Saturday, May 16, 2009

The Hudson River School

The "Hudson River School" was the first American Art movement. It was influenced by European Romanticism and Claude Lorraine. The movement lasted about 50 years from 1825-75 and included 3 generations of artists. Although it started in the Catskills or Kaaterskills, it soon included paintings from the Adirondacks and eventually the Sierra Nevada and the rest of the American West as well as South America and the Mediterranean. 

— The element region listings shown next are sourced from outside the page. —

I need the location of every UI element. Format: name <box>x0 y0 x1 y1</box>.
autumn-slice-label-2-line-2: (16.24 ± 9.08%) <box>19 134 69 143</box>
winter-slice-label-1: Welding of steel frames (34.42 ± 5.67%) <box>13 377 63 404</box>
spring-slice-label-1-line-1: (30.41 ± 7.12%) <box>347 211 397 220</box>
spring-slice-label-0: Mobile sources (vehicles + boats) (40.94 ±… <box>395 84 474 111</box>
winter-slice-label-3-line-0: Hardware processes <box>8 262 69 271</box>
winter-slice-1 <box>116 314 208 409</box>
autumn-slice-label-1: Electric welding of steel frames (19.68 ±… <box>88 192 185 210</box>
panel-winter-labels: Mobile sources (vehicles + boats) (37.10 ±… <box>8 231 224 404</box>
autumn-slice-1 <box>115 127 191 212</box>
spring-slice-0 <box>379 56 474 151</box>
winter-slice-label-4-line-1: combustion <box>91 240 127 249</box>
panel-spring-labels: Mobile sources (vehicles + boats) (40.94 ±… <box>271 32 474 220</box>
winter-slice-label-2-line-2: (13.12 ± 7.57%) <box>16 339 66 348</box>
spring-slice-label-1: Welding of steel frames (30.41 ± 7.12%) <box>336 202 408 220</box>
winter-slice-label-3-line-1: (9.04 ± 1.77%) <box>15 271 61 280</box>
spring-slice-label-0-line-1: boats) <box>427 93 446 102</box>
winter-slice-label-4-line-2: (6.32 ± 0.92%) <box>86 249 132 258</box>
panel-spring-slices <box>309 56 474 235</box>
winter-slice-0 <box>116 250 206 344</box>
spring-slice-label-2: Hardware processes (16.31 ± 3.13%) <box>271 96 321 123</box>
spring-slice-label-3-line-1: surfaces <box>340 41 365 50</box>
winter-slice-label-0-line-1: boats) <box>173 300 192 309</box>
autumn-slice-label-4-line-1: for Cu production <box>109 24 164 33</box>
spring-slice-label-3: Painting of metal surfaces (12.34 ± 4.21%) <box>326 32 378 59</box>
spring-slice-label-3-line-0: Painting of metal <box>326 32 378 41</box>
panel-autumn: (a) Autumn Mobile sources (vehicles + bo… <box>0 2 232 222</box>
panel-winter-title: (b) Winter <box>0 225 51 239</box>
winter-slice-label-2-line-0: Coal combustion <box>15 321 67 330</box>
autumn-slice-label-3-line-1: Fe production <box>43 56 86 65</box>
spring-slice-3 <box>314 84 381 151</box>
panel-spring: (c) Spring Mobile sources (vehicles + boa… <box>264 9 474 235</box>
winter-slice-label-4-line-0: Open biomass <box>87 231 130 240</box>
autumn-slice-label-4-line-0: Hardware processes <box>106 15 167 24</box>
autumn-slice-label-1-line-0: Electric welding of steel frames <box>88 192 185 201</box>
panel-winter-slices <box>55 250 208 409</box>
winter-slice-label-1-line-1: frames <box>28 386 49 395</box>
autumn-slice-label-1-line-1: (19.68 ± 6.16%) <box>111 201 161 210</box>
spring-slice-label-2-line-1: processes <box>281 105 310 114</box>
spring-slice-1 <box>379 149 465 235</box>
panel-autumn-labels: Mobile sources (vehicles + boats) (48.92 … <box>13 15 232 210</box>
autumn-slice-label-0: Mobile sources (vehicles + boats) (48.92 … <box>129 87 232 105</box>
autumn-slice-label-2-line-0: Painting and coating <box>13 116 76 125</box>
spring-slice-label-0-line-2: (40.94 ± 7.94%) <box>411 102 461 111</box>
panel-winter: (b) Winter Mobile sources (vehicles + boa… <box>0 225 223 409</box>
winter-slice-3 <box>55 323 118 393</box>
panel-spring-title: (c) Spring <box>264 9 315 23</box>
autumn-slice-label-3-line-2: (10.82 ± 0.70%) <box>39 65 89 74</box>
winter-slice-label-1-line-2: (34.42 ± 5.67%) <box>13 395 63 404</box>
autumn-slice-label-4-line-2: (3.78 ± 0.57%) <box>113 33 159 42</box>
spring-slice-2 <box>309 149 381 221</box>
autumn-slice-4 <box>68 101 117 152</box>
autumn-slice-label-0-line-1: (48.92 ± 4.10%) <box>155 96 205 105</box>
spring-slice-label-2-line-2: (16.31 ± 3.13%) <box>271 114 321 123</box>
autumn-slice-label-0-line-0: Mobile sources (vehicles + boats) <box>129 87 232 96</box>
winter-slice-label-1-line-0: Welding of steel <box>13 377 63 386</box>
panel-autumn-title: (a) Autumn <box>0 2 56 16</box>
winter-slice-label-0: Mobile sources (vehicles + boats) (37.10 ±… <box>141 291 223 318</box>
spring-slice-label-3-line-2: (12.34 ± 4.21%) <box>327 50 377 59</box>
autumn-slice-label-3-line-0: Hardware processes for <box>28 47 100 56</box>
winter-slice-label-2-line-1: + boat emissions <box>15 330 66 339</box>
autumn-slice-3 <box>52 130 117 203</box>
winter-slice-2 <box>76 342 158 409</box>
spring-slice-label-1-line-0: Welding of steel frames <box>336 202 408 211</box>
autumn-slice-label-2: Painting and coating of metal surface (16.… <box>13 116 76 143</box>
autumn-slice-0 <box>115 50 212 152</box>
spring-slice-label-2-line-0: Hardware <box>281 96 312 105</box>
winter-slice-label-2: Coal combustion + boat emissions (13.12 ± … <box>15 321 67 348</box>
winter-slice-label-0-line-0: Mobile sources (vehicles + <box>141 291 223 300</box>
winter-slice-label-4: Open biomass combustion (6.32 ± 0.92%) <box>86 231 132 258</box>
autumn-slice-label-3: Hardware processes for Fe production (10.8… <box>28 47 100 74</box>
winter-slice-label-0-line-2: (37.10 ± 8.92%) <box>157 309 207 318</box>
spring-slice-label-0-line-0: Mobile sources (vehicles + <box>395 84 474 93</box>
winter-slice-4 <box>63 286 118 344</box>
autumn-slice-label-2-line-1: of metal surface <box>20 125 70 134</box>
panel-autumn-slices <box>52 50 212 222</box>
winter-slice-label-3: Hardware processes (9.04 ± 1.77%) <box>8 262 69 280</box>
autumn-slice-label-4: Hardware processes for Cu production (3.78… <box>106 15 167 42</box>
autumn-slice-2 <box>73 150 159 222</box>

Along with European Romanticism, Transcendentalism and the writings of Henry David Thoreau and Ralph Waldo Emerson were key to the Hudson River School Painters philosophy. The relationship between God, Man and Nature were a common thread throughout their painting.

The Hudson River School can be attributed to building in America a strong sense of environmentalism and the founding of our National Park system. The paintings often depict man in the environment as a small figure in the vast wilderness that is nature. The two in conflict, man trying to subdue nature and at the same time inconsequential in the grand scheme of things. America set its identity by this vast untamed wilderness but in it saw great promise for expansion and development of its bounty. As a modern day Hudson River School painter/photographer, we have the opportunity to expand and interpret their message in a new era that understands a little more, the consequences of, and responsibilities involved with developing this limited resource.

The painting on the Blog title is "Kindred Spirits" by Asher B. Durand of his friends, fellow painter Thomas Cole and William Cullen Bryant a poet and politician.